Analyst Gabriel is quoted as describing the iShares Dow Jones U.S. Broker-Dealers (IAI) as an "interesting satellite holding.” Gabriel notes that IAI has a tight correlation of 88% over 3 years with the S&P 500 and that it “…basically represents a levered play on the stock market.”

If it’s stock market risk that you want, why would IAI be better than an actual leveraged ETF of the market, like ProShares Ultra S&P 500 (SSO)? It seems to me that the leveraged fund has 45%-50% more reward for the levered risk.

SSO Versus IAI since March lows

To be clear, I am not advocating that investors use the leveraged SSO for a high risk, high reward outcome right now. I’m just posing a question. After all, if it’s leveraged market risk-reward that you’re after, you could use the above-mentioned SSO, could you not?

More importantly, if an investor simply goes for beta (market risk), the iShares Dow Jones U.S. Broker-Dealers (IAI) gets you into more trouble than the S&P 500 SPDR Trust (SPY).
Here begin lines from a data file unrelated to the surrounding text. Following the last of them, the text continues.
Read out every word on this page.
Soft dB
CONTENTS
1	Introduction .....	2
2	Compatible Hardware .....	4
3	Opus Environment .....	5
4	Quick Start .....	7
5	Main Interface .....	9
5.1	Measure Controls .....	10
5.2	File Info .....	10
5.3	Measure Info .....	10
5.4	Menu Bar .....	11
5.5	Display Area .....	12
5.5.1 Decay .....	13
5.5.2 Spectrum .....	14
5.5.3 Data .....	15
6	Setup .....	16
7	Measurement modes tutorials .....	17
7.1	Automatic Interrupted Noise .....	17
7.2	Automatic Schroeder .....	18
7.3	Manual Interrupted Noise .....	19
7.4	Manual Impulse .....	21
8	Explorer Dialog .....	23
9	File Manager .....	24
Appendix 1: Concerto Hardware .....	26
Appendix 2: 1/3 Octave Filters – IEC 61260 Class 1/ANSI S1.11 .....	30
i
Here’s the bear-to-bull performance (10/9/07-Present):

SPY Versus IAI Since Bear Began

So why exactly am I supposed to be intrigued with IAI as a potential satellite holding? By Mr. Gabriel’s own thoughts, iShares Dow Jones U.S. Broker-Dealers (IAI) isn’t providing any diversification. Don’t I want lower-correlating assets for my portfolio, assets that provide genuine “alpha” rather than market ”beta?”

Perhaps Mr. Spence and Mr. Gabriel like Goldman Sachs (GS). Goldman and Morgan Stanley (MS) together account for 20% of IAI’s direction. Or perhaps they believe in theoretical diversification, where you’re diversified because you’re getting many stocks that aren’t present in the S&P 500 SPDR Trust (SPY).

Practically, however, the iShares DJ Broker Dealer Index Fund (IAI) represents 1.67x the risk of SPY (according to RiskGrades.com) with very little actual diversification. In fact, one would garner LESS risk using Vanguard Emerging Markets (VWO) or SPDR Emerging Southeast Asia GMF (according to RiskGrades.com) rather than using the Broker Dealer Fund (IAI).

You’d also get MORE diversification with VWO or GMF. Indeed, you’d even get better performance.

VWO GMF and IAI 2009 YTD

Full Disclosure: Gary Gordon, MS, CFP is the president of Pacific Park Financial, Inc., a Registered Investment Adviser with the SEC. The company may hold positions in the ETFs, mutual funds and/or index funds mentioned above.